CMU - Machine Translation

CMU lecture on fundamentals of Macchine Translation - part 2
Published

January 21, 2021

I’m returning to the CMU Low Resource lectures. In the last post it covered word alignment between parallel text in two different languages.

Lets see how they build on this today.

Currently they are covering how the alignment between words is computed. With the sentences:

To determine the alignment for a word like la, you can calculate the co-occurrence frequency:

french english frequency
la the 3
la house 2
la blue 1
la flower 1

So if you correlate la with the, then you can go and try to compute the frequency for the other words:

french english frequency
maison house 2
maison blue 1

So you can repeat this process to determine which words are aligned with each other.

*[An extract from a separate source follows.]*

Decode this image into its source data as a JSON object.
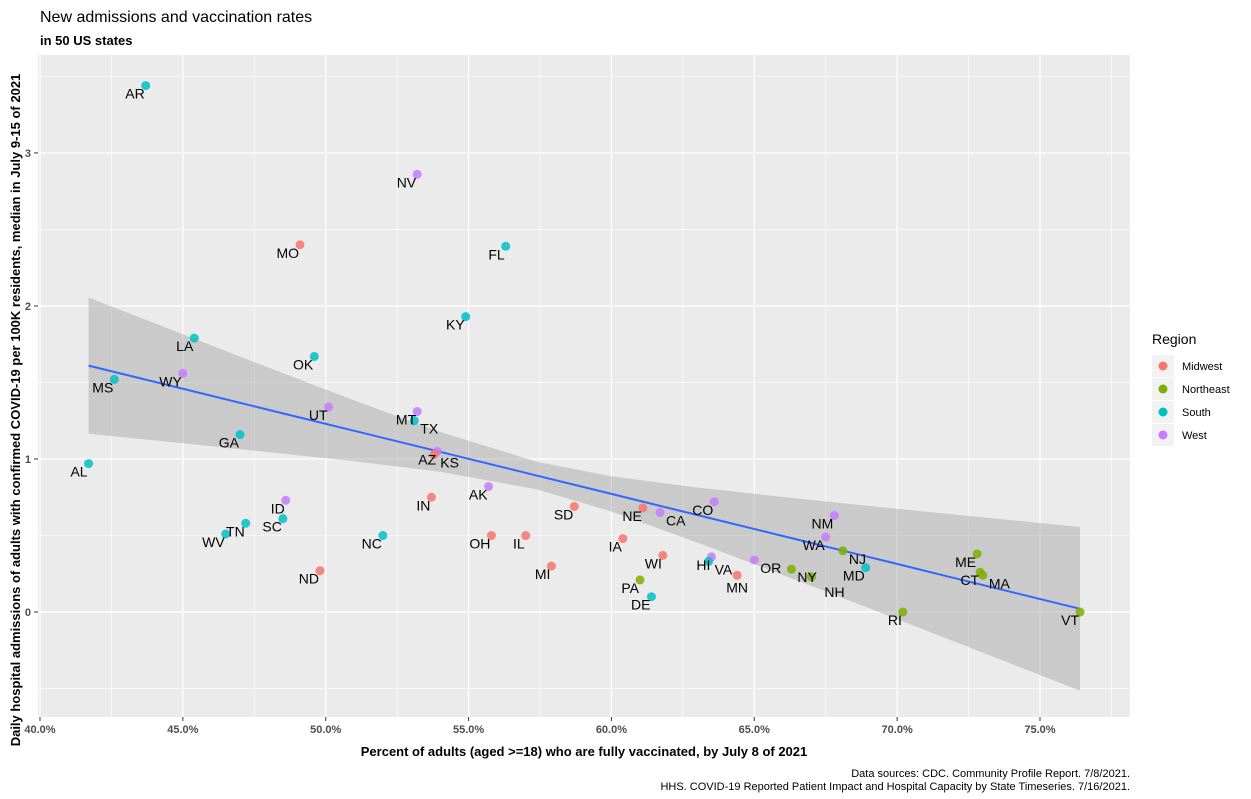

The problem with a word based approach is that a single word on one side could translate to multiple words on the other side. Inversely this would look like a word translating to no-word.

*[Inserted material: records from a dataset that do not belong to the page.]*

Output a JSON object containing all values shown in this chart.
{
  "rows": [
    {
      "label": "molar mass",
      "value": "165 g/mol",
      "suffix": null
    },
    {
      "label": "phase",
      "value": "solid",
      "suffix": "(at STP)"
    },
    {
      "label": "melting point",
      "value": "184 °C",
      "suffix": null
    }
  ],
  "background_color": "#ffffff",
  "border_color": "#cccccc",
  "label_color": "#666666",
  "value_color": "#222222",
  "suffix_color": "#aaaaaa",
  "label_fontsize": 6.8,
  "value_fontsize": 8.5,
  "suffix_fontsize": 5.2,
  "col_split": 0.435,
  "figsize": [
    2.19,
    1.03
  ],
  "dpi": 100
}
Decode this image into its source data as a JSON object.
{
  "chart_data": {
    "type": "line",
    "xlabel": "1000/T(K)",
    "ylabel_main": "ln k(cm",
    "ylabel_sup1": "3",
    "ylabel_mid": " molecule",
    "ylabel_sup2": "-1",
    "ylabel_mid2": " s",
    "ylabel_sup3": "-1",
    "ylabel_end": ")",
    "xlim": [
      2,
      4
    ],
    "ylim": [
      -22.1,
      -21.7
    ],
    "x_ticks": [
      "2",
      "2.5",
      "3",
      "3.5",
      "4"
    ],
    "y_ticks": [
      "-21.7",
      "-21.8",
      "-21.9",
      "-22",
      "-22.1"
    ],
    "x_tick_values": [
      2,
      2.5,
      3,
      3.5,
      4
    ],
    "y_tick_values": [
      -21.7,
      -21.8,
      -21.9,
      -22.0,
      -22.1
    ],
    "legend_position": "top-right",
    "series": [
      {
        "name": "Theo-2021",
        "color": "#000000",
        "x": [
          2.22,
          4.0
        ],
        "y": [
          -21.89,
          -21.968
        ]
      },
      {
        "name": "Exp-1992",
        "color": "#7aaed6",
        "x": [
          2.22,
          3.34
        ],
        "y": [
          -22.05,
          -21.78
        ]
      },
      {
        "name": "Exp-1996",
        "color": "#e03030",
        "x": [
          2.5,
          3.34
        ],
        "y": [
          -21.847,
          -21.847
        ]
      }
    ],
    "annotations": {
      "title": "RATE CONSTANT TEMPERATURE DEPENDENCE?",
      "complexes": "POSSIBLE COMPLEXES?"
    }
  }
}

You can generalize this to phrases, where a sequence of words on one side can translate to a different sequence on the other side. These sequences may not correlate exactly with the word-level alignment that would be performed.

Since we now have moved beyond word to word alignment, we can generate multiple different sequences for the destination sentence. When I was playing with the alignments last week I did not immediately see a way to generate the corresponding sentence given some input, however it must be present.

So since we are now dealing with different possible phrase groupings that can be applied to the sentence the choice of the correct phrase group will be a search problem. BEAM search is suitable for finding a target sentence which has high probability.


Improving alignment

Can try to generate a probable alignment for the different words based on all sentences in the language. This can be generated and then it can be used to provide a prior for the alignment for a new sentence.

It is also possible to do something like POS tagging or to generate a parse tree to use the structural features of the sentences to align them.


The lecture has become bogged down with debugging problems. They are trying to run the alignment code, which I did last week.

I’m going to stop at this point and see if I can get any further with the fastai lesson as I want to discuss that later today.